While confinement methods constitute the predominant form of chicken and pig husbandry in industrialized countries since several decades, in the last few years several countries have encountered a considerable increase in scale of production units. The proposed contribution analyzes arguments against such large-scale production units. First, we demonstrate that animal welfare concerns and environmental concerns are less able to specifically criticize units of large scale than appears at first view. On the one hand, some environmental issues such as nutrient leakage and non-GHG-emissions are more pertinent in large-scale units. On the other hand, other issues such as GHG-emissions, issues related to arable-based animal feed and need-based arguments for animal welfare do not allow for specific criticism of large-scale units.

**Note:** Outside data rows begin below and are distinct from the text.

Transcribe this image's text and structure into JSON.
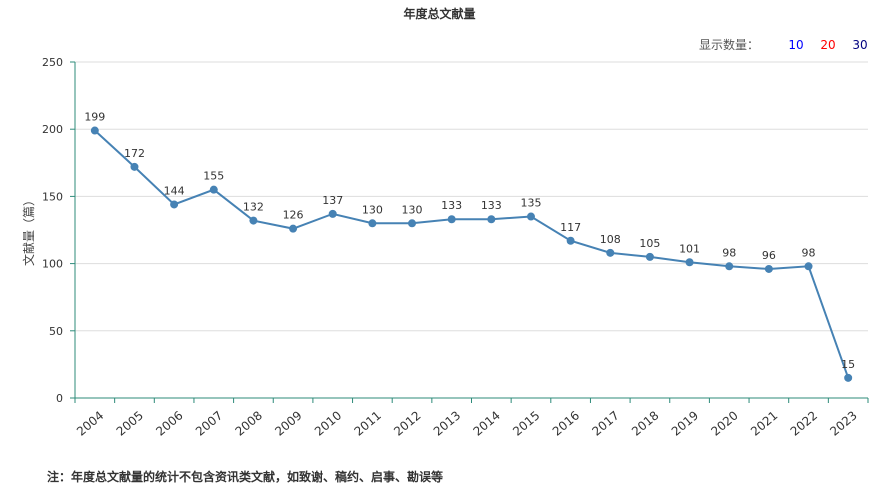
{
  "header": {
    "title": "年度总文献量",
    "display_label": "显示数量：",
    "options": [
      {
        "label": "10",
        "color": "#0000ff"
      },
      {
        "label": "20",
        "color": "#ff0000"
      },
      {
        "label": "30",
        "color": "#000080"
      }
    ]
  },
  "footer": {
    "note": "注：年度总文献量的统计不包含资讯类文献，如致谢、稿约、启事、勘误等"
  },
  "chart_data": {
    "type": "line",
    "title": "年度总文献量",
    "xlabel": "",
    "ylabel": "文献量（篇）",
    "ylim": [
      0,
      250
    ],
    "yticks": [
      0,
      50,
      100,
      150,
      200,
      250
    ],
    "grid": true,
    "line_color": "#4682b4",
    "categories": [
      "2004",
      "2005",
      "2006",
      "2007",
      "2008",
      "2009",
      "2010",
      "2011",
      "2012",
      "2013",
      "2014",
      "2015",
      "2016",
      "2017",
      "2018",
      "2019",
      "2020",
      "2021",
      "2022",
      "2023"
    ],
    "series": [
      {
        "values": [
          199,
          172,
          144,
          155,
          132,
          126,
          137,
          130,
          130,
          133,
          133,
          135,
          117,
          108,
          105,
          101,
          98,
          96,
          98,
          15
        ]
      }
    ]
  }
}
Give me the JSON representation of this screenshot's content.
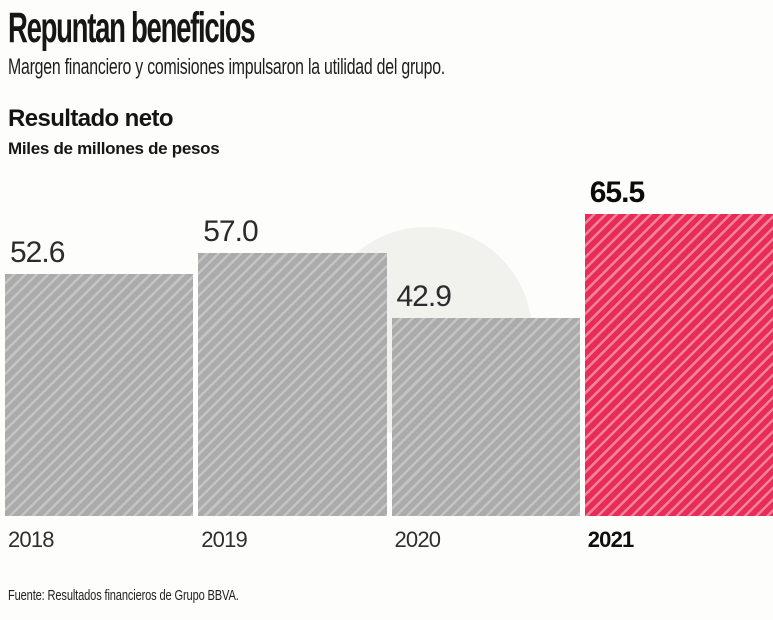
{
  "header": {
    "title": "Repuntan beneficios",
    "subtitle": "Margen financiero y comisiones impulsaron la utilidad del grupo."
  },
  "chart": {
    "title": "Resultado neto",
    "unit_label": "Miles de millones de pesos"
  },
  "chart_data": {
    "type": "bar",
    "categories": [
      "2018",
      "2019",
      "2020",
      "2021"
    ],
    "values": [
      52.6,
      57.0,
      42.9,
      65.5
    ],
    "value_labels": [
      "52.6",
      "57.0",
      "42.9",
      "65.5"
    ],
    "highlighted_index": 3,
    "title": "Resultado neto",
    "xlabel": "",
    "ylabel": "Miles de millones de pesos",
    "ylim": [
      0,
      65.5
    ],
    "grid": false,
    "legend": null,
    "bar_style": "diagonal-hatch",
    "colors": {
      "bar_base": "#ababab",
      "bar_stripe": "#c4c4c4",
      "highlight_base": "#e92c57",
      "highlight_stripe": "#f0839a"
    }
  },
  "footer": {
    "source": "Fuente: Resultados financieros de Grupo BBVA."
  }
}
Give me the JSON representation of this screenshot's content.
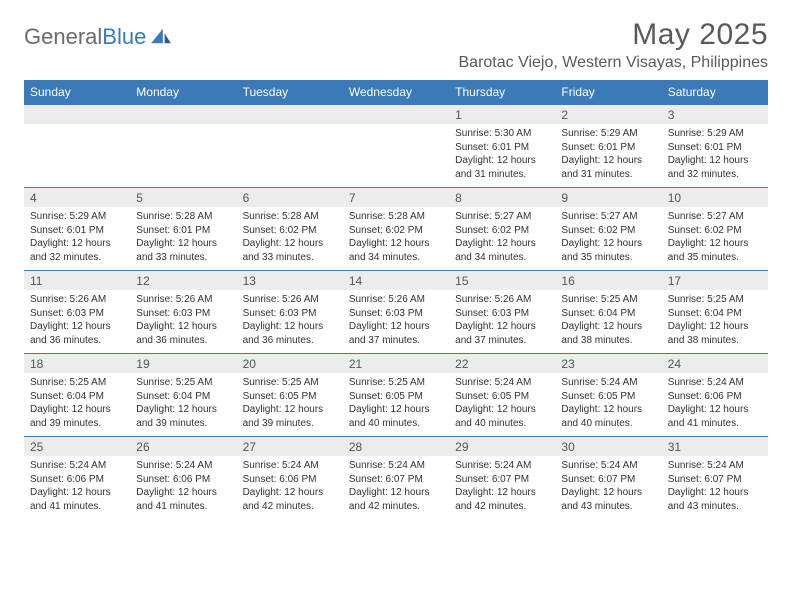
{
  "brand": {
    "textGray": "General",
    "textBlue": "Blue"
  },
  "title": {
    "month": "May 2025",
    "location": "Barotac Viejo, Western Visayas, Philippines"
  },
  "colors": {
    "headerBg": "#3b79b7",
    "headerText": "#ffffff",
    "dayNumBg": "#ececec",
    "ruleColor": "#3b79b7",
    "bodyText": "#333333",
    "titleText": "#5a5a5a"
  },
  "layout": {
    "columns": 7,
    "rows": 5,
    "widthPx": 792,
    "heightPx": 612
  },
  "weekdays": [
    "Sunday",
    "Monday",
    "Tuesday",
    "Wednesday",
    "Thursday",
    "Friday",
    "Saturday"
  ],
  "weeks": [
    [
      {
        "day": "",
        "lines": []
      },
      {
        "day": "",
        "lines": []
      },
      {
        "day": "",
        "lines": []
      },
      {
        "day": "",
        "lines": []
      },
      {
        "day": "1",
        "lines": [
          "Sunrise: 5:30 AM",
          "Sunset: 6:01 PM",
          "Daylight: 12 hours",
          "and 31 minutes."
        ]
      },
      {
        "day": "2",
        "lines": [
          "Sunrise: 5:29 AM",
          "Sunset: 6:01 PM",
          "Daylight: 12 hours",
          "and 31 minutes."
        ]
      },
      {
        "day": "3",
        "lines": [
          "Sunrise: 5:29 AM",
          "Sunset: 6:01 PM",
          "Daylight: 12 hours",
          "and 32 minutes."
        ]
      }
    ],
    [
      {
        "day": "4",
        "lines": [
          "Sunrise: 5:29 AM",
          "Sunset: 6:01 PM",
          "Daylight: 12 hours",
          "and 32 minutes."
        ]
      },
      {
        "day": "5",
        "lines": [
          "Sunrise: 5:28 AM",
          "Sunset: 6:01 PM",
          "Daylight: 12 hours",
          "and 33 minutes."
        ]
      },
      {
        "day": "6",
        "lines": [
          "Sunrise: 5:28 AM",
          "Sunset: 6:02 PM",
          "Daylight: 12 hours",
          "and 33 minutes."
        ]
      },
      {
        "day": "7",
        "lines": [
          "Sunrise: 5:28 AM",
          "Sunset: 6:02 PM",
          "Daylight: 12 hours",
          "and 34 minutes."
        ]
      },
      {
        "day": "8",
        "lines": [
          "Sunrise: 5:27 AM",
          "Sunset: 6:02 PM",
          "Daylight: 12 hours",
          "and 34 minutes."
        ]
      },
      {
        "day": "9",
        "lines": [
          "Sunrise: 5:27 AM",
          "Sunset: 6:02 PM",
          "Daylight: 12 hours",
          "and 35 minutes."
        ]
      },
      {
        "day": "10",
        "lines": [
          "Sunrise: 5:27 AM",
          "Sunset: 6:02 PM",
          "Daylight: 12 hours",
          "and 35 minutes."
        ]
      }
    ],
    [
      {
        "day": "11",
        "lines": [
          "Sunrise: 5:26 AM",
          "Sunset: 6:03 PM",
          "Daylight: 12 hours",
          "and 36 minutes."
        ]
      },
      {
        "day": "12",
        "lines": [
          "Sunrise: 5:26 AM",
          "Sunset: 6:03 PM",
          "Daylight: 12 hours",
          "and 36 minutes."
        ]
      },
      {
        "day": "13",
        "lines": [
          "Sunrise: 5:26 AM",
          "Sunset: 6:03 PM",
          "Daylight: 12 hours",
          "and 36 minutes."
        ]
      },
      {
        "day": "14",
        "lines": [
          "Sunrise: 5:26 AM",
          "Sunset: 6:03 PM",
          "Daylight: 12 hours",
          "and 37 minutes."
        ]
      },
      {
        "day": "15",
        "lines": [
          "Sunrise: 5:26 AM",
          "Sunset: 6:03 PM",
          "Daylight: 12 hours",
          "and 37 minutes."
        ]
      },
      {
        "day": "16",
        "lines": [
          "Sunrise: 5:25 AM",
          "Sunset: 6:04 PM",
          "Daylight: 12 hours",
          "and 38 minutes."
        ]
      },
      {
        "day": "17",
        "lines": [
          "Sunrise: 5:25 AM",
          "Sunset: 6:04 PM",
          "Daylight: 12 hours",
          "and 38 minutes."
        ]
      }
    ],
    [
      {
        "day": "18",
        "lines": [
          "Sunrise: 5:25 AM",
          "Sunset: 6:04 PM",
          "Daylight: 12 hours",
          "and 39 minutes."
        ]
      },
      {
        "day": "19",
        "lines": [
          "Sunrise: 5:25 AM",
          "Sunset: 6:04 PM",
          "Daylight: 12 hours",
          "and 39 minutes."
        ]
      },
      {
        "day": "20",
        "lines": [
          "Sunrise: 5:25 AM",
          "Sunset: 6:05 PM",
          "Daylight: 12 hours",
          "and 39 minutes."
        ]
      },
      {
        "day": "21",
        "lines": [
          "Sunrise: 5:25 AM",
          "Sunset: 6:05 PM",
          "Daylight: 12 hours",
          "and 40 minutes."
        ]
      },
      {
        "day": "22",
        "lines": [
          "Sunrise: 5:24 AM",
          "Sunset: 6:05 PM",
          "Daylight: 12 hours",
          "and 40 minutes."
        ]
      },
      {
        "day": "23",
        "lines": [
          "Sunrise: 5:24 AM",
          "Sunset: 6:05 PM",
          "Daylight: 12 hours",
          "and 40 minutes."
        ]
      },
      {
        "day": "24",
        "lines": [
          "Sunrise: 5:24 AM",
          "Sunset: 6:06 PM",
          "Daylight: 12 hours",
          "and 41 minutes."
        ]
      }
    ],
    [
      {
        "day": "25",
        "lines": [
          "Sunrise: 5:24 AM",
          "Sunset: 6:06 PM",
          "Daylight: 12 hours",
          "and 41 minutes."
        ]
      },
      {
        "day": "26",
        "lines": [
          "Sunrise: 5:24 AM",
          "Sunset: 6:06 PM",
          "Daylight: 12 hours",
          "and 41 minutes."
        ]
      },
      {
        "day": "27",
        "lines": [
          "Sunrise: 5:24 AM",
          "Sunset: 6:06 PM",
          "Daylight: 12 hours",
          "and 42 minutes."
        ]
      },
      {
        "day": "28",
        "lines": [
          "Sunrise: 5:24 AM",
          "Sunset: 6:07 PM",
          "Daylight: 12 hours",
          "and 42 minutes."
        ]
      },
      {
        "day": "29",
        "lines": [
          "Sunrise: 5:24 AM",
          "Sunset: 6:07 PM",
          "Daylight: 12 hours",
          "and 42 minutes."
        ]
      },
      {
        "day": "30",
        "lines": [
          "Sunrise: 5:24 AM",
          "Sunset: 6:07 PM",
          "Daylight: 12 hours",
          "and 43 minutes."
        ]
      },
      {
        "day": "31",
        "lines": [
          "Sunrise: 5:24 AM",
          "Sunset: 6:07 PM",
          "Daylight: 12 hours",
          "and 43 minutes."
        ]
      }
    ]
  ]
}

Second, we therefore analyze alternative arguments, namely care based and aesthetic arguments. In regard to the former we show that a broader interpretation of the notion of care that includes issues such as emergency evacuation or even a personal relationship to individual animals results in specific criticism of large-scale units in so far as these do not allow for such care. In regard to the latter, we argue that drawing on the notion of monument allows for intersubjectively reasoning aesthetic objections against certain large-scale units. In conclusion, our contribution employs the example of reasoning rejection of factory farming for arguing that an encompassing approach towards agricultural and food ethics necessarily encompasses both genuinely normative as well as eudaimonistic and aesthetic issues. As such, we understand our contribution as an argument for exploring and strengthening the role of eudaimonistc and aesthetic arguments in food and agricultural ethics.